Weathering the Storm
We cannot control the weather, but we can prepare for it.
We work to keep our employees and communities safe, protect our physical assets, and ensure our customers have the products they need. In the calm after the storm, we strive to restore normal operations as safely and quickly as possible, while working with local authorities and organizations to help our communities recover.
Our resilience has been tested on several occasions, most recently during Hurricane Florence, which swept through the southeastern U.S. in September 2018. With high winds and heavy rain on the radar, our Plymouth, North Carolina, and Marlboro, South Carolina, mills activated their hurricane preparedness and flood plans, and we deployed our Comfort and Care program.
Both mills executed orderly production shutdowns in advance of the storm to minimize damage to plant, property and equipment. Special precautions were taken to prepare effluent treatment lagoons for an inundation of rain, including the installation of back-up generators and pumps.
Despite the storm’s ferocity, historic flood levels and extensive power outages, no breaches occurred into or out of our lagoons, and our mills did not experience a single environmental incident.

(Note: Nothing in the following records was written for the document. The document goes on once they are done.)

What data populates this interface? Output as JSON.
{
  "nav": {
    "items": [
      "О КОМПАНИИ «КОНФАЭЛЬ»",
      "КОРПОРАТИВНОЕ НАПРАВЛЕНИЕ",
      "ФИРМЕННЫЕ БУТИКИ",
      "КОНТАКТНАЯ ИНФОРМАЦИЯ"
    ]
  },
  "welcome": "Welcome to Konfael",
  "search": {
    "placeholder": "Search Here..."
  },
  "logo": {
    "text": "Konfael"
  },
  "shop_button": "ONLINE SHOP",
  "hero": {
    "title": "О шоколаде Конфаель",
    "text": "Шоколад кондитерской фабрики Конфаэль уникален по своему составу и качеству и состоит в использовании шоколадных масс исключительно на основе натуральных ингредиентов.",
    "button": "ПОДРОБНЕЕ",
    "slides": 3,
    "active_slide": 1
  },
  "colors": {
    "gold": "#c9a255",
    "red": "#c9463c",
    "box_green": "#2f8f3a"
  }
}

Although production was lost at both mills, customer orders were met thanks to Domtar’s geographically diverse distribution network. Advance planning, which has been an integral part of our preparedness over the decades, minimized disruptions to our raw material supply, and both mills were up and running within days after the storm.
Despite personal hardships, and in some cases property losses of their own, the spirit of our people showed through with many Domtar employees giving time and supplies to help their neighbors and colleagues. Savannah McBride, a Personal Care employee, worked with colleagues in Raleigh and Greenville to collect donations of food, water and other essentials for delivery to communities hardest hit by the hurricane.
“I grew up in Morehead City and its people are near and dear to me,” McBride said. “When roads closed and communication lines shut down, I knew how serious the situation was and how urgently people on the coastine needed our help.”
“Roads were so washed out, staff had to drive between 10 and 30 extra miles each way to get to the mill,” said Chris Gore, pulp and utilities manager at the Marlboro Mill. “It was quite a sight to see whole communities and shopping centers under water while searching for a way to work.”
Dennis Askew, Marlboro Mill manager, commented, “Property turned from farmland to swampland, making it impossible for some employees to get to work. Fortunately, folks who could make it in were willing to work flexible hours and keep the mill going until the water receded and everyone could get back on the job.”